7. JavaScript — MHD Flux Tube Simulation
A simplified 2D MHD simulation tracking field line advection under a prescribed velocity field (flux-freezing regime, Rₘ ≫ 1).
// 2D flux-frozen field line advection (ideal MHD, Rm >> 1)
// Field lines represented as chains of points; advected by fluid velocity
class FluxTube {
constructor(points) {
// points: [{x, y}, ...]
this.pts = points.map(p => ({x: p.x, y: p.y}));
}
advect(velocityFn, dt) {
for (const p of this.pts) {
const v = velocityFn(p.x, p.y);
p.x += v.vx * dt;
p.y += v.vy * dt;
}
}
draw(ctx, color = '#f87171') {
ctx.beginPath();
ctx.strokeStyle = color;
ctx.lineWidth = 2;
this.pts.forEach((p, i) =>
i === 0 ? ctx.moveTo(p.x, p.y) : ctx.lineTo(p.x, p.y)
);
ctx.stroke();
}
}
// Solar-convection-like velocity: rotating cells
function convectiveVelocity(x, y, t = 0) {
const scale = 0.02;
// Stream function ψ = cos(scale·x)·cos(scale·y)
// vx = ∂ψ/∂y, vy = −∂ψ/∂x
return {
vx: Math.cos(scale * x) * (-Math.sin(scale * y)) * scale * 50,
vy: Math.sin(scale * x) * Math.cos(scale * y) * scale * 50,
};
}
// Faraday induction EMF integrator
function computeEMF(Bfield, loop, dt) {
// loop: array of {x,y} vertices (closed polygon)
// Φ = ∫∫ B · dA (Shoelace-like area integration)
let flux = 0;
const N = loop.length;
for (let i = 0; i < N; i++) {
const x = (loop[i].x + loop[(i + 1) % N].x) / 2;
const y = (loop[i].y + loop[(i + 1) % N].y) / 2;
flux += Bfield(x, y); // B_z component
}
flux *= 1; // multiply by cell area for proper integral
return -flux / dt; // EMF = −dΦ/dt (Faraday)
}
// Dipole magnetic field (2D cross-section)
function dipoleBfield(x, y, mx = 0, my = 0, m = 1e4) {
const mu0 = 4e-7 * Math.PI;
const dx = x - mx, dy = y - my;
const r2 = dx ** 2 + dy ** 2;
if (r2 < 1) return {bx: 0, by: 0};
const r = Math.sqrt(r2);
const pre = (mu0 * m) / (4 * Math.PI * r2 ** 2);
return {
bx: pre * (3 * dx * dy), // ∝ 3 cos θ sin θ / r³
by: pre * (2 * dy ** 2 - dx ** 2), // ∝ (3 cos²θ − 1) / r³
};
}
// Bennett pinch: radial balance for a z-pinch current column
function bennettPressure(I, r, R) {
// Uniform current density J = I/(πR²), pressure inside r < R
const mu0 = 4e-7 * Math.PI;
const J = I / (Math.PI * R ** 2);
const p0 = (mu0 * J ** 2 * R ** 2) / 4; // peak pressure at r=0
return r < R ? p0 * (1 - r ** 2 / R ** 2) : 0;
}
8. Applications
- Electric motors & generators: All rotating electrical machines operate on Faraday induction — motional EMF in conductors crossing a magnetic field.

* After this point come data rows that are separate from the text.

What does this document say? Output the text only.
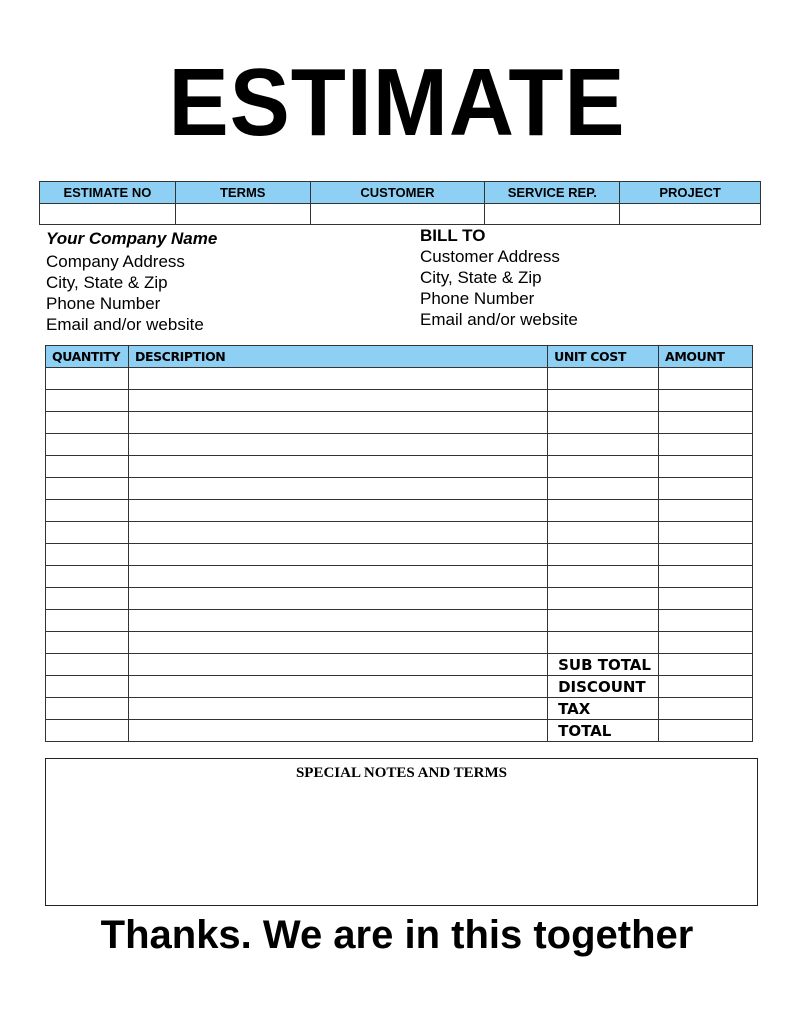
ESTIMATE
ESTIMATE NO	TERMS	CUSTOMER	SERVICE REP.	PROJECT

Your Company Name
Company Address
City, State & Zip
Phone Number
Email and/or website
BILL TO
Customer Address
City, State & Zip
Phone Number
Email and/or website
QUANTITY	DESCRIPTION	UNIT COST	AMOUNT

		SUB TOTAL	
		DISCOUNT	
		TAX	
		TOTAL	
SPECIAL NOTES AND TERMS
Thanks. We are in this together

- Wireless charging: Inductive coupling between coils transfers energy via mutual inductance at 100–200 kHz (Qi standard).

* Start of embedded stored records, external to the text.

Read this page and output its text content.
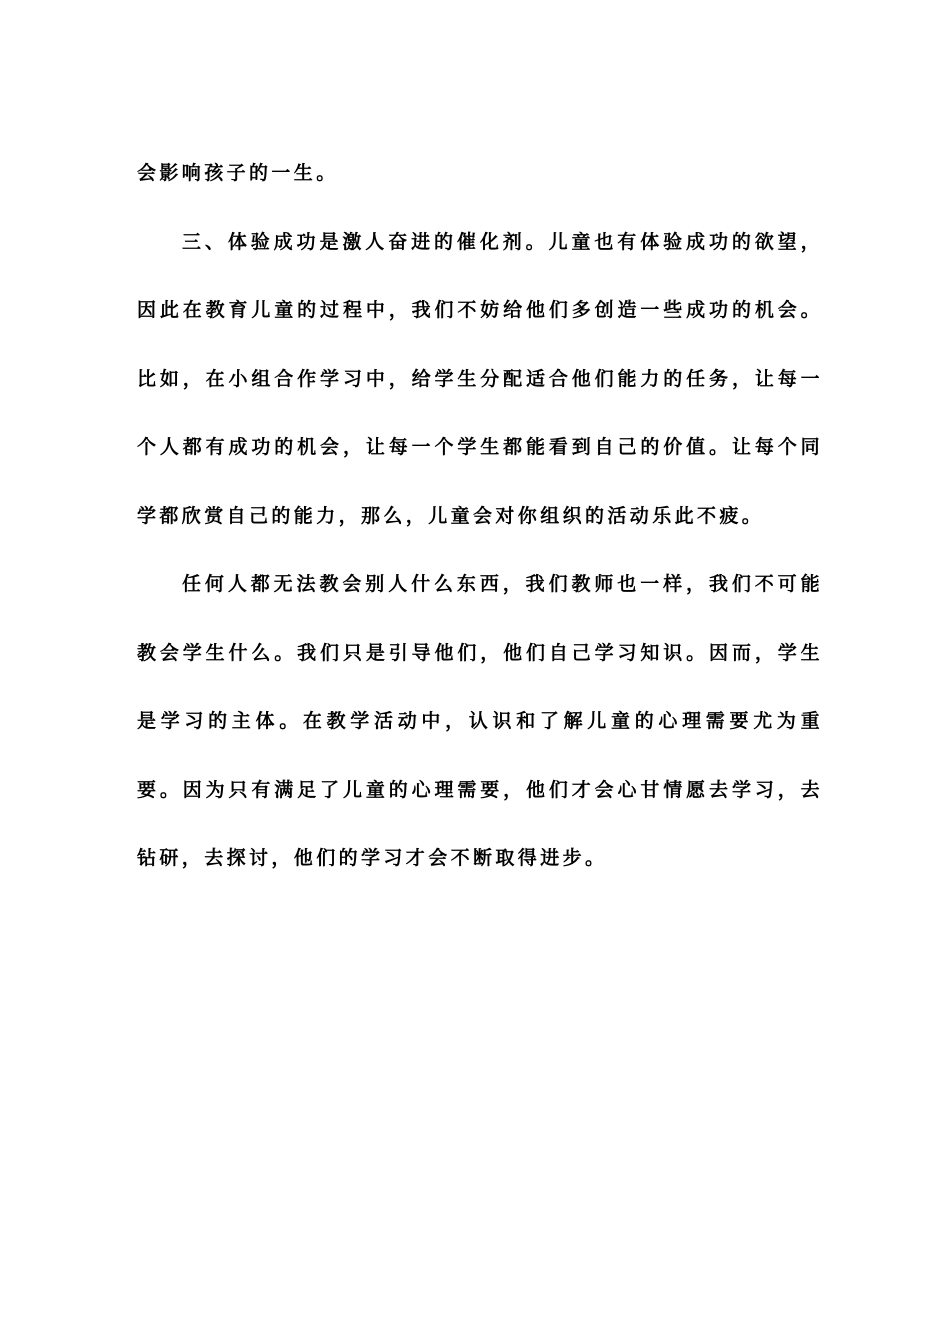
会影响孩子的一生。

三、体验成功是激人奋进的催化剂。儿童也有体验成功的欲望，因此在教育儿童的过程中，我们不妨给他们多创造一些成功的机会。比如，在小组合作学习中，给学生分配适合他们能力的任务，让每一个人都有成功的机会，让每一个学生都能看到自己的价值。让每个同学都欣赏自己的能力，那么，儿童会对你组织的活动乐此不疲。

任何人都无法教会别人什么东西，我们教师也一样，我们不可能教会学生什么。我们只是引导他们，他们自己学习知识。因而，学生是学习的主体。在教学活动中，认识和了解儿童的心理需要尤为重要。因为只有满足了儿童的心理需要，他们才会心甘情愿去学习，去钻研，去探讨，他们的学习才会不断取得进步。
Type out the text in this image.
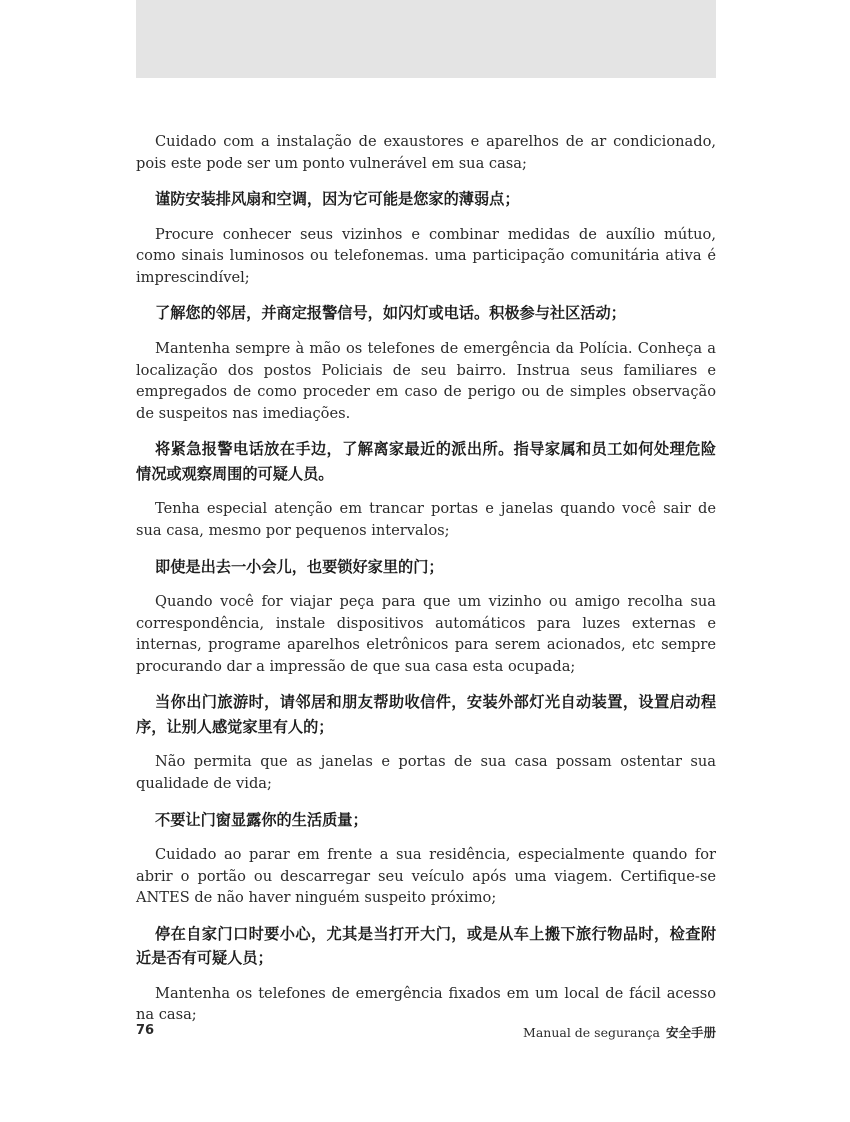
Cuidado com a instalação de exaustores e aparelhos de ar condicionado, pois este pode ser um ponto vulnerável em sua casa;

谨防安装排风扇和空调，因为它可能是您家的薄弱点；

Procure conhecer seus vizinhos e combinar medidas de auxílio mútuo, como sinais luminosos ou telefonemas. uma participação comunitária ativa é imprescindível;

了解您的邻居，并商定报警信号，如闪灯或电话。积极参与社区活动；

Mantenha sempre à mão os telefones de emergência da Polícia. Conheça a localização dos postos Policiais de seu bairro. Instrua seus familiares e empregados de como proceder em caso de perigo ou de simples observação de suspeitos nas imediações.

将紧急报警电话放在手边，了解离家最近的派出所。指导家属和员工如何处理危险情况或观察周围的可疑人员。

Tenha especial atenção em trancar portas e janelas quando você sair de sua casa, mesmo por pequenos intervalos;

即使是出去一小会儿，也要锁好家里的门；

Quando você for viajar peça para que um vizinho ou amigo recolha sua correspondência, instale dispositivos automáticos para luzes externas e internas, programe aparelhos eletrônicos para serem acionados, etc sempre procurando dar a impressão de que sua casa esta ocupada;

当你出门旅游时，请邻居和朋友帮助收信件，安装外部灯光自动装置，设置启动程序，让别人感觉家里有人的；

Não permita que as janelas e portas de sua casa possam ostentar sua qualidade de vida;

不要让门窗显露你的生活质量；

Cuidado ao parar em frente a sua residência, especialmente quando for abrir o portão ou descarregar seu veículo após uma viagem. Certifique-se ANTES de não haver ninguém suspeito próximo;

停在自家门口时要小心，尤其是当打开大门，或是从车上搬下旅行物品时，检查附近是否有可疑人员；

Mantenha os telefones de emergência fixados em um local de fácil acesso na casa;

76	Manual de segurança 安全手册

- MRI scanners: Rapidly switched gradient coils induce current in the patient (RF coils) and back-induce EMFs for detection.

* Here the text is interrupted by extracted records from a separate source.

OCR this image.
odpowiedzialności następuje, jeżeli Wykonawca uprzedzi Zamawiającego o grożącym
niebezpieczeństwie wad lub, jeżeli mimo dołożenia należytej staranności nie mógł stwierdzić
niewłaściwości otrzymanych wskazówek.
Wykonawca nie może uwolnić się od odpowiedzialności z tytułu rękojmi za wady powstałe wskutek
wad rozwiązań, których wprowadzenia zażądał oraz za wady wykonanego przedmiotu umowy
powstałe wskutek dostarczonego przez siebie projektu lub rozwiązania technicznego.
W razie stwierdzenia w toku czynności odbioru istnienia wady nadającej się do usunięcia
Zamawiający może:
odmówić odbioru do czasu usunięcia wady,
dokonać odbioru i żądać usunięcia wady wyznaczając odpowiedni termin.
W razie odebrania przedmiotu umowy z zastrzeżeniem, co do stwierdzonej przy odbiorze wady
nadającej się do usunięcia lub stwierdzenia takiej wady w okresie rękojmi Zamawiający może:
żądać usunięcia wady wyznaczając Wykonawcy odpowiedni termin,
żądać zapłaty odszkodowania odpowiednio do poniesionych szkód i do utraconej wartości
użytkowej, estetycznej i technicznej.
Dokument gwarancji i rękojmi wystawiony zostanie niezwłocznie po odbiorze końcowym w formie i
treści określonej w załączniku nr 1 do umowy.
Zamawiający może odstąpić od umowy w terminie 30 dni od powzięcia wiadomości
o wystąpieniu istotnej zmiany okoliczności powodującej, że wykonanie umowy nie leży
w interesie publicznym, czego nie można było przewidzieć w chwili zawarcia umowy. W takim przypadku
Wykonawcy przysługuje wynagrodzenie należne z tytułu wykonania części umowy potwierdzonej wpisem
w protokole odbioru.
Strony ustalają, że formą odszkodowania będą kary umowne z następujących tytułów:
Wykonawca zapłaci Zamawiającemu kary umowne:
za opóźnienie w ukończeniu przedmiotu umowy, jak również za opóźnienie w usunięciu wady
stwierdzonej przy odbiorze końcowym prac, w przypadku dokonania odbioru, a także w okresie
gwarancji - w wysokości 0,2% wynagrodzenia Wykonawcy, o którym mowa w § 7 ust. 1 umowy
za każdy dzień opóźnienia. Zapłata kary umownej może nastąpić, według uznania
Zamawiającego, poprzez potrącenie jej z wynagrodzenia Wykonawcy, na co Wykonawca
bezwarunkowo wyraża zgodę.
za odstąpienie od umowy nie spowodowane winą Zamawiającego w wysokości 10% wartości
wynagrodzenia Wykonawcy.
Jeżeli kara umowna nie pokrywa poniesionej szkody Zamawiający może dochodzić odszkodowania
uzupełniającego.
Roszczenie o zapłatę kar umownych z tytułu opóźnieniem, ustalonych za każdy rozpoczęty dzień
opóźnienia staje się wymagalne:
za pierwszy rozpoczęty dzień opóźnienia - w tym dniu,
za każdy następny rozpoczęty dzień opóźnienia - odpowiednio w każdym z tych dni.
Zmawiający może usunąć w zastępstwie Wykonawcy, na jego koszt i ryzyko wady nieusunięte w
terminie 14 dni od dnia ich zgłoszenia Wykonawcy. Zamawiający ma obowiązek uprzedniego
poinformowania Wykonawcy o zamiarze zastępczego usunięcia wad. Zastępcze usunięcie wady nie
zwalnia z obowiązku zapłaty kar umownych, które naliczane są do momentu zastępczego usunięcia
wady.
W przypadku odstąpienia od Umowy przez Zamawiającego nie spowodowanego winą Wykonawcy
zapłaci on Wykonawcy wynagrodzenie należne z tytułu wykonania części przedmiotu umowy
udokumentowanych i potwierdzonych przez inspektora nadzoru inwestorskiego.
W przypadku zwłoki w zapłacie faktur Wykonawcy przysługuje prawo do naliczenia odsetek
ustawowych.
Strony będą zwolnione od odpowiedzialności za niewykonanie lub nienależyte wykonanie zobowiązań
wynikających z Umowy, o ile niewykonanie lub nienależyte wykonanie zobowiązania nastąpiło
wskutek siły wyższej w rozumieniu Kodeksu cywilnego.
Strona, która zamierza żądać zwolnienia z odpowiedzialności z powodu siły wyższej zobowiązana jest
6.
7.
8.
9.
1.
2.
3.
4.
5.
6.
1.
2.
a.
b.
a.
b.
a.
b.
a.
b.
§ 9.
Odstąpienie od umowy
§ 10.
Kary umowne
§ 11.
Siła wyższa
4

- Tokamaks (ITER, SPARC): MHD confinement using toroidal + poloidal fields targeting plasma temperatures >150 million K to achieve D-T fusion ignition.
- Stellar dynamos: Differential rotation and convection stretch and amplify magnetic field lines (Ω and α effects), generating the solar magnetic cycle (~11 years).
- Geodynamo: Convective motion of Earth's liquid iron outer core sustains the global magnetic field via MHD induction.